The brilliant maturity of ‘annual honesty,’ the plant that rustles in the wind and gets prettier as it ages
Popularly known as honesty, silver moonplant, money-in-both-pockets, silver dollar, or Chinese coins due to the resplendent halo of its dried pods, the humble ‘Lunaria annua’ reveals its most evocative nature just before dying
One of the most revealing lessons that can be learned from plants in particular and nature in general is to appreciate the uniqueness and charm of each part of the life cycle. This is especially evident in flowering plants: they tend to amaze us in their youth, when they sprout, bloom, and exhibit their maximum lushness. We admire them, give them as gifts and photograph them when they are in their privileged and ephemeral prime, before reaching maturity. And then, what…?
A minimum of sensitivity — botanical or simply artistic — is enough to feel moved by the dry sphere of an allium, by the golden skeleton of a hydrangea at the beginning of winter, by the lean and dehydrated structure of a withered reed, or by the parched ears of cereal. And we are not talking about plants that are artificially dried by a florist; we are talking about species that are still alive, rooted in the same soil where they have sprouted and grown: old plants just at the moment before breathing their last.
The Lunaria annua is one of the most poetic examples of plant species that display their most seductive attributes just before dying. “Pale dusted like / the Luna’s wings / I’d like to meet / October’s chill. / Like the silver moonplant/ Honesty, / that bears toward winter/ its dark seeds.” These verses belong to the poem Lunaria written by the American poet and essayist Katha Pollitt. “I was inspired by the idea of the lunaria evolving through the different stages of its life until the last, which is also the most striking and unusual. This aging is not only a loss, but a stripping away of the inessential,” Pollitt wrote about the emotions that contemplating the life cycle of the Lunaria annua, with its fascinating metamorphoses transmitted to her, and that finally encouraged her to write about it.

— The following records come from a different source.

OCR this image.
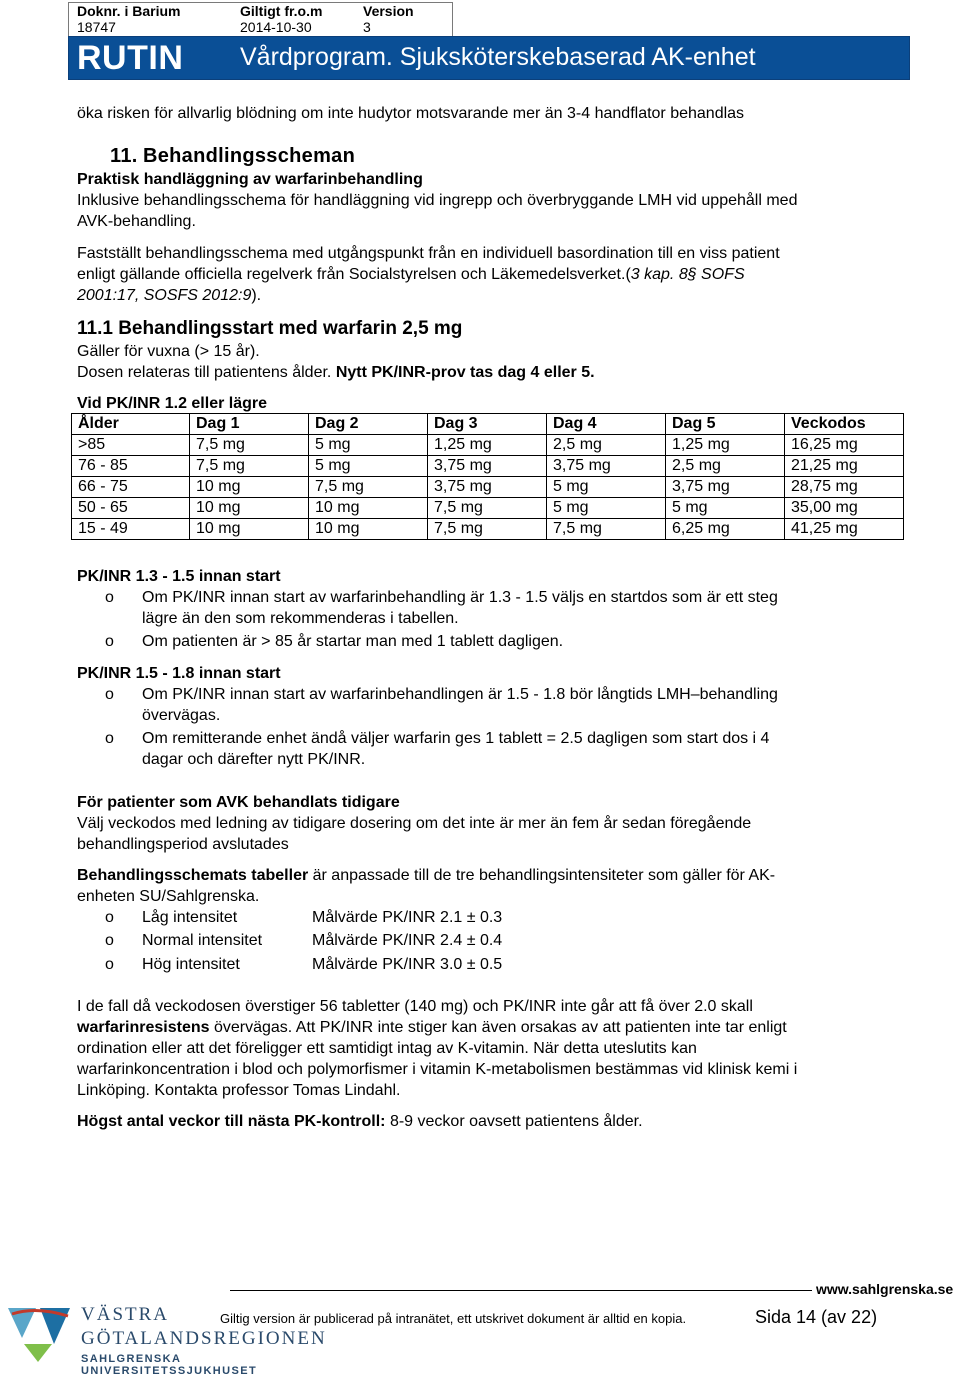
Doknr. i Barium
18747
Giltigt fr.o.m
2014-10-30
Version
3
RUTIN Vårdprogram. Sjuksköterskebaserad AK-enhet
öka risken för allvarlig blödning om inte hudytor motsvarande mer än 3-4 handflator behandlas
11. Behandlingsscheman
Praktisk handläggning av warfarinbehandling
Inklusive behandlingsschema för handläggning vid ingrepp och överbryggande LMH vid uppehåll med
AVK-behandling.
Fastställt behandlingsschema med utgångspunkt från en individuell basordination till en viss patient
enligt gällande officiella regelverk från Socialstyrelsen och Läkemedelsverket.(3 kap. 8§ SOFS
2001:17, SOSFS 2012:9).
11.1 Behandlingsstart med warfarin 2,5 mg
Gäller för vuxna (> 15 år).
Dosen relateras till patientens ålder. Nytt PK/INR-prov tas dag 4 eller 5.
Vid PK/INR 1.2 eller lägre
Ålder	Dag 1	Dag 2	Dag 3	Dag 4	Dag 5	Veckodos
>85	7,5 mg	5 mg	1,25 mg	2,5 mg	1,25 mg	16,25 mg
76 - 85	7,5 mg	5 mg	3,75 mg	3,75 mg	2,5 mg	21,25 mg
66 - 75	10 mg	7,5 mg	3,75 mg	5 mg	3,75 mg	28,75 mg
50 - 65	10 mg	10 mg	7,5 mg	5 mg	5 mg	35,00 mg
15 - 49	10 mg	10 mg	7,5 mg	7,5 mg	6,25 mg	41,25 mg
PK/INR 1.3 - 1.5 innan start
o Om PK/INR innan start av warfarinbehandling är 1.3 - 1.5 väljs en startdos som är ett steg
lägre än den som rekommenderas i tabellen.
o Om patienten är > 85 år startar man med 1 tablett dagligen.
PK/INR 1.5 - 1.8 innan start
o Om PK/INR innan start av warfarinbehandlingen är 1.5 - 1.8 bör långtids LMH–behandling
övervägas.
o Om remitterande enhet ändå väljer warfarin ges 1 tablett = 2.5 dagligen som start dos i 4
dagar och därefter nytt PK/INR.
För patienter som AVK behandlats tidigare
Välj veckodos med ledning av tidigare dosering om det inte är mer än fem år sedan föregående
behandlingsperiod avslutades
Behandlingsschemats tabeller är anpassade till de tre behandlingsintensiteter som gäller för AK-
enheten SU/Sahlgrenska.
o Låg intensitet	Målvärde PK/INR 2.1 ± 0.3
o Normal intensitet	Målvärde PK/INR 2.4 ± 0.4
o Hög intensitet	Målvärde PK/INR 3.0 ± 0.5
I de fall då veckodosen överstiger 56 tabletter (140 mg) och PK/INR inte går att få över 2.0 skall
warfarinresistens övervägas. Att PK/INR inte stiger kan även orsakas av att patienten inte tar enligt
ordination eller att det föreligger ett samtidigt intag av K-vitamin. När detta uteslutits kan
warfarinkoncentration i blod och polymorfismer i vitamin K-metabolismen bestämmas vid klinisk kemi i
Linköping. Kontakta professor Tomas Lindahl.
Högst antal veckor till nästa PK-kontroll: 8-9 veckor oavsett patientens ålder.
www.sahlgrenska.se
Giltig version är publicerad på intranätet, ett utskrivet dokument är alltid en kopia.	Sida 14 (av 22)
VÄSTRA
GÖTALANDSREGIONEN
SAHLGRENSKA UNIVERSITETSSJUKHUSET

And this humble plant with undemanding habits (it grows in areas of rubble, on the verges of roads and paths and on damp, shady slopes, although also in semi-shade) is the ugly duckling of the perennials. Its purple flowers are simple and discreet. But the true rarity of the lunaria, what makes it attractive and special, reveals itself in the plant’s old age. Once the flowers fall and their fruit has lost its greenness, when the shrub has already taken the path of no return towards the end of its days.
The youth of the lunaria, in spring, is perhaps its most unremarkable stage. Starting in March, this annual or biannual perennial with large toothed leaves blooms with clusters of small, four-petaled flowers. There are different cultivars with white, pink, magenta, and even variegated flowers, although the most common have purple flowers.

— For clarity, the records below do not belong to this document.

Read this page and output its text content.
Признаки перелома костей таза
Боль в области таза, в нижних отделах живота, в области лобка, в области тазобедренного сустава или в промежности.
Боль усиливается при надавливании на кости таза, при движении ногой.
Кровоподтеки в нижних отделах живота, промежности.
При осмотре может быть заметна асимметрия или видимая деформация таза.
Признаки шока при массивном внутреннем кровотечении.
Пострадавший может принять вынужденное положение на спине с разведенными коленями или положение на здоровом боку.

As an adult plant, around the month of June, the spicules appear — disc-shaped capsules that will contain the seeds. It is these pods that transform the ugly duckling into a swan in the fall. When they mature, the pods dry and the very thin skin that covers the seeds on both sides of the capsule detaches to release them and self-seed. Then a translucent, shiny, pearly-looking central membrane is revealed, which is what gives this plant all its names: money plant, moneywort, penny flower, silver dollar, money-in-both-pockets, Chinese money, or Chinese coins... As Katha Pollitt’s poem says, it is also called honesty, because the membrane of the lunaria sheath is so translucent it is incapable of hiding anything.
It is in that bright and silvery stage of old age when the Lunaria annua displays all its charms to the full. Not only does it sparkle, it also murmurs. The stiff silvery pods rustle like a tissue paper cradled by the warm wind of late summer.
A lantern in autumn
In the Victorian era, attracted by the romantic and gothic halo of the dried bunches of Lunaria annua, miniaturists painted detailed scenes with Indian ink on the silver membrane of its pods. The artworks were very much in the Anglo-Japanese taste that became fashionable in Europe at the end of the 19th century. Decorative artists were inspired by crafts with washi paper, a delicate but resistant material with a polished finish used for millennia in Japan not only as a material for calligraphy and painting, but also for making votive pendants, umbrellas, courtesy cards, dolls, hand fans, and so on. “The traditional shōji are also made with washi, the wooden panels and translucent paper that filter the light towards the interior of homes and that are so loved in Japan because they satisfy that desire to feel the presence of nature indirectly,” the Nippon portal explains. “And the portable lanterns and torches that illuminate the darkness of the night with soft, diffuse light,” they add.
Just like the Lunaria annua, more beautiful than ever in autumn, at the end of its days, according to Katha Pollitt: “A paper lantern / lit within / and shining in / the fallen leaves.”